Le salar d’Uyuni nous avait émerveillés, celui de San Pedro de Atacama nous a conquis.
Pourtant, si les hommes n’avaient pas déterminé l’imposant volcan Licancabur comme frontière naturelle, rien ne viendrait différencier le désert chilien de son homologue bolivien.
Ce sont les mêmes lagunes aux couleurs irréelles, les mêmes plaines salées asséchées par le temps, les mêmes roches volcaniques déchiquetées par le vent. Peut-être aussi les mêmes flamants roses qui voguent d’un lac à l’autre, franchissant les montagnes, ignorant les frontières.
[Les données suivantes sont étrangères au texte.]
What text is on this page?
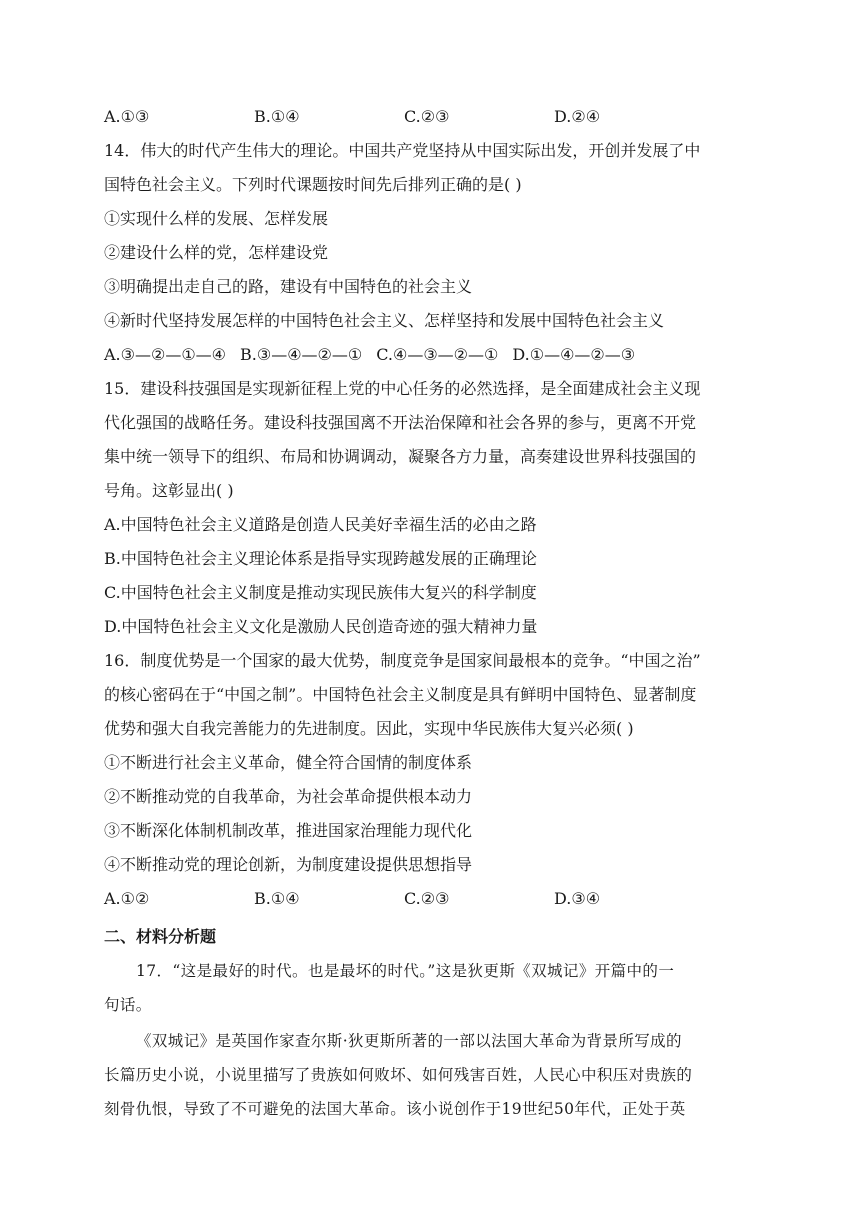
A.①③	B.①④	C.②③	D.②④
14．伟大的时代产生伟大的理论。中国共产党坚持从中国实际出发，开创并发展了中
国特色社会主义。下列时代课题按时间先后排列正确的是( )
①实现什么样的发展、怎样发展
②建设什么样的党，怎样建设党
③明确提出走自己的路，建设有中国特色的社会主义
④新时代坚持发展怎样的中国特色社会主义、怎样坚持和发展中国特色社会主义
A.③—②—①—④ B.③—④—②—① C.④—③—②—① D.①—④—②—③
15．建设科技强国是实现新征程上党的中心任务的必然选择，是全面建成社会主义现
代化强国的战略任务。建设科技强国离不开法治保障和社会各界的参与，更离不开党
集中统一领导下的组织、布局和协调调动，凝聚各方力量，高奏建设世界科技强国的
号角。这彰显出( )
A.中国特色社会主义道路是创造人民美好幸福生活的必由之路
B.中国特色社会主义理论体系是指导实现跨越发展的正确理论
C.中国特色社会主义制度是推动实现民族伟大复兴的科学制度
D.中国特色社会主义文化是激励人民创造奇迹的强大精神力量
16．制度优势是一个国家的最大优势，制度竞争是国家间最根本的竞争。“中国之治”
的核心密码在于“中国之制”。中国特色社会主义制度是具有鲜明中国特色、显著制度
优势和强大自我完善能力的先进制度。因此，实现中华民族伟大复兴必须( )
①不断进行社会主义革命，健全符合国情的制度体系
②不断推动党的自我革命，为社会革命提供根本动力
③不断深化体制机制改革，推进国家治理能力现代化
④不断推动党的理论创新，为制度建设提供思想指导
A.①②	B.①④	C.②③	D.③④
二、材料分析题
17．“这是最好的时代。也是最坏的时代。”这是狄更斯《双城记》开篇中的一
句话。
《双城记》是英国作家查尔斯·狄更斯所著的一部以法国大革命为背景所写成的
长篇历史小说，小说里描写了贵族如何败坏、如何残害百姓，人民心中积压对贵族的
刻骨仇恨，导致了不可避免的法国大革命。该小说创作于19世纪50年代，正处于英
Mais il y a quelque chose en plus à Atacama. Une sensation indescriptible. Presque infime. De l’ordre du recueillement. De la vallée de la Lune au salar de Tara, les files de touristes prennent des airs de pèlerins foulant miraculeusement la terre sacrée après une longue épopée.
Ils viennent rendre hommage à la mémoire du monde. Car, à Atacama, c’est le récit d’une petite apocalypse qui s’est figé.
Là, à l’aube de l’humanité, la Terre a grondé. Dans un bain de lave, ses entrailles se sont écartées. Pour accoucher de 7 000 kilomètres de vallées. L’épine dorsale du monde. La colonne vertébrale de la planète.
Des montagnes replètes, bombant fièrement l’échine face au soleil. Voilà des millénaires que leurs neiges lui résistent. Il paraît qu’elles sont éternelles. À côté, leurs frères volcaniques, un brin plus sulfureux.
Et partout autour, des cathédrales de sables. Minutieusement taillées par le vent, comme pour mieux sonner la naissance de ces géants. Ding dong. Vous entendez? C’est la roche qui craque, tourmentée. C’est la bise qui siffle, excitée.
En se déchirant, la Terre a beaucoup pleuré. De ce long effort, elle frémit parfois encore : quelques spasmes d’épuisement qu’on appelle « tremblements ». Ses larmes ont glissé en des cuvettes d’eau glacée, prisonnières des sols volcaniques depuis des années. D’autres se sont évaporées ; il n’en reste plus que la croûte salée.
Les hommes se succèdent inlassablement pour célébrer les nouveau-nés. Mais ils n’ont que quelques heures pour contempler le miracle avant de s’en aller. Car à des centaines de kilomètres autour, on ne voit que le désert. Sanctuaire de la Terre-mère, chaperon de la planète contre l’humanité. La vie ne s’y développe pas. La mort non plus. Entre ses dunes de sables, le temps s’est arrêté. Et il se tiendra encore là, inchangé, lorsque nous ne serons plus que la poussière qui fait vibrer le silence de son immensité. Les déserts sont immortels. Et nous ne pouvons que les traverser.
Charlotte & Antoine.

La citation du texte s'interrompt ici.